# Describe Charge Distribution on Spheres After They Touch

opticaltempest
I am trying to correctly understand the following problem:

Here is the setup:
I have two conducting spherical shells. We will call them S-Left and S-Right. Both spherical shells are initially grounded, therefore, they have no net charge w.r.t. Earth. S-Right is hanging from a string. S-Left is brought near a strong negatively charged object for a few seconds and then moved away. The side of S-Left that was brought near the negatively charged object is then slowly brought near S-Right until they both touch.

1. Describe the motion of S-Right as S-Left approaches.

My summary: S-Left still has no net charge but it does have charge separation due to induction. S-Left will have more positive charge on the side that is approaching S-Right. Since S-Right has no net charge and no charge separation, it will be attracted towards S-Left since electrons will move toward the side facing the approaching S-Left. The electrons will move towards the side nearest S-Left because S-Right feels the effects from the positive charges on S-Left more than the negative charges on S-Left due to negative charges being farther away on the other side of S-Left sphere.

2. Describe the motion of S-Right after the two spheres touch and S-Left is held in place.

My summary: I'm not sure. Neither spheres have a net charge but S-Left has charge separation. Do the electrons in both spheres evenly distribute between both spheres and remove the induced charge on S-Left? If this happened then both spheres will simply stay in the position at which they touched. Correct?

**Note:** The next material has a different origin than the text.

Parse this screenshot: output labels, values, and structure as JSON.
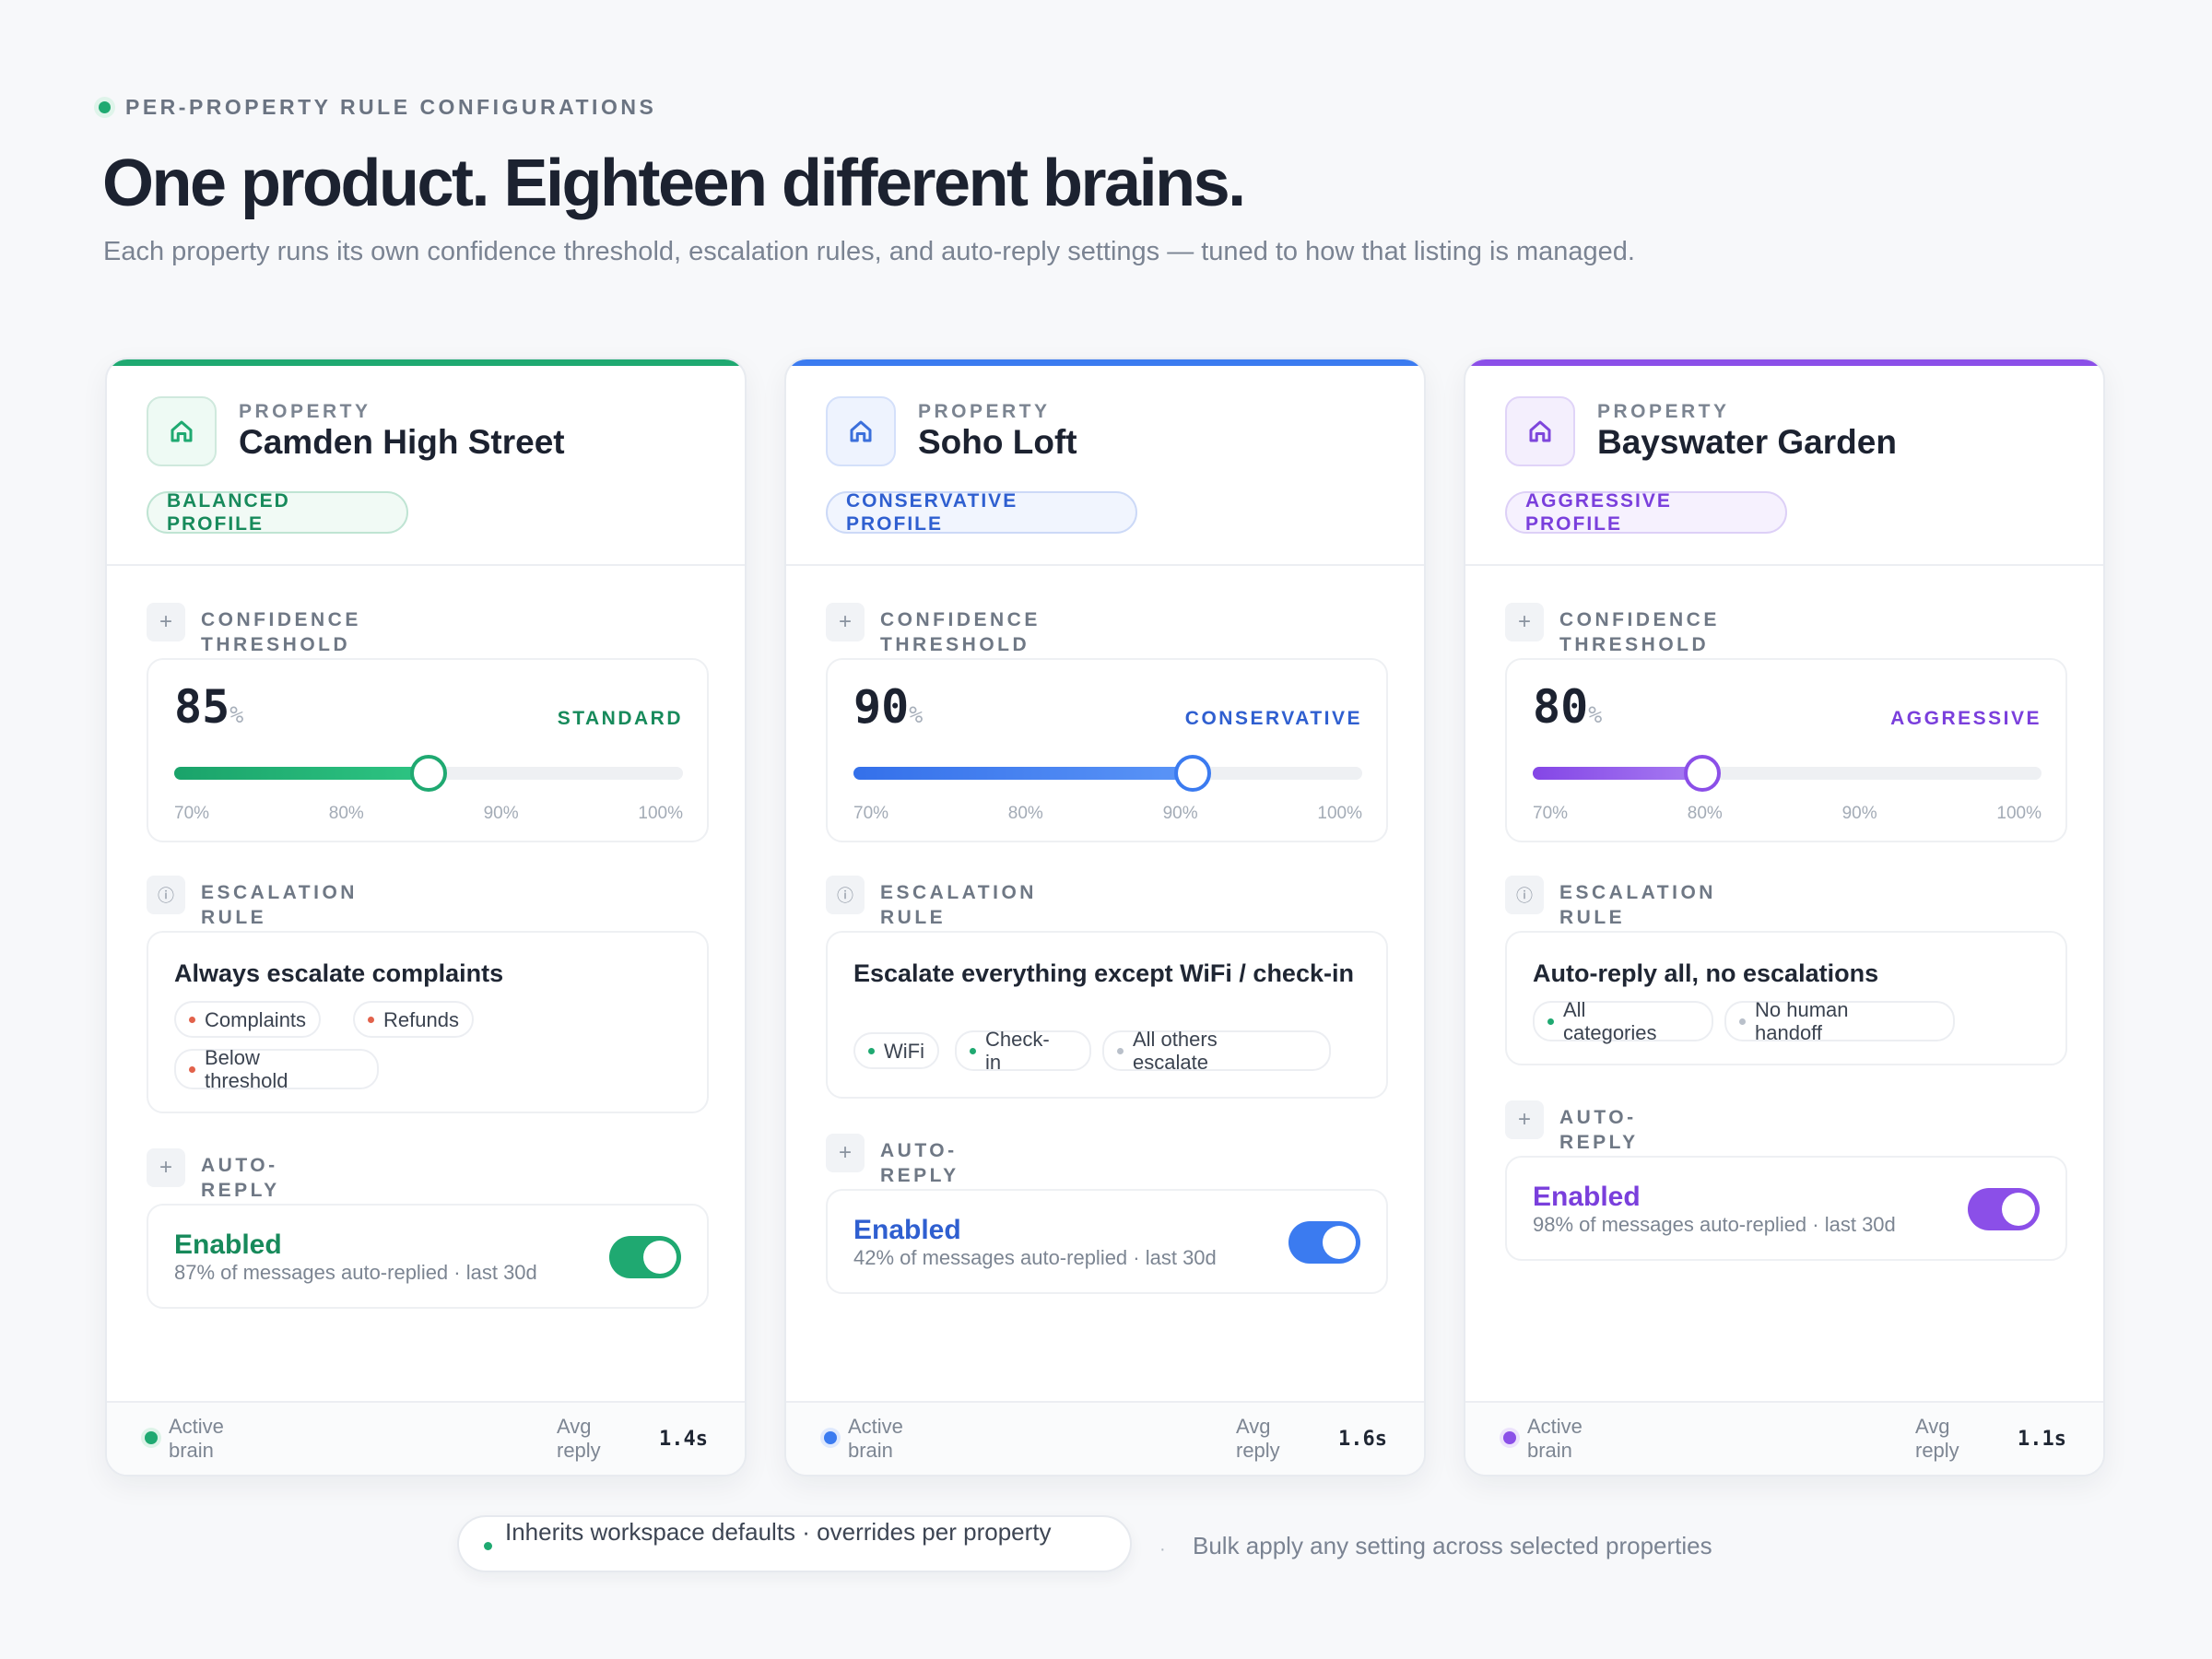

Is my answer for 1. correct?

Homework Helper
S-Left is brought near a strong negatively charged object for a few seconds and then moved away./QUOTE]

Given this sentence in the statement and that the spheres are conductors, can you explain to me why S-Left would have charge separation?

opticaltempest
Would S-Left not have any charge separation?

S-Left would have to have some separation of charge when it is near the large negative charge - correct? Am I incorrect in assuming that the charge separation stays on S-Left when it is moved away from the large negative charge?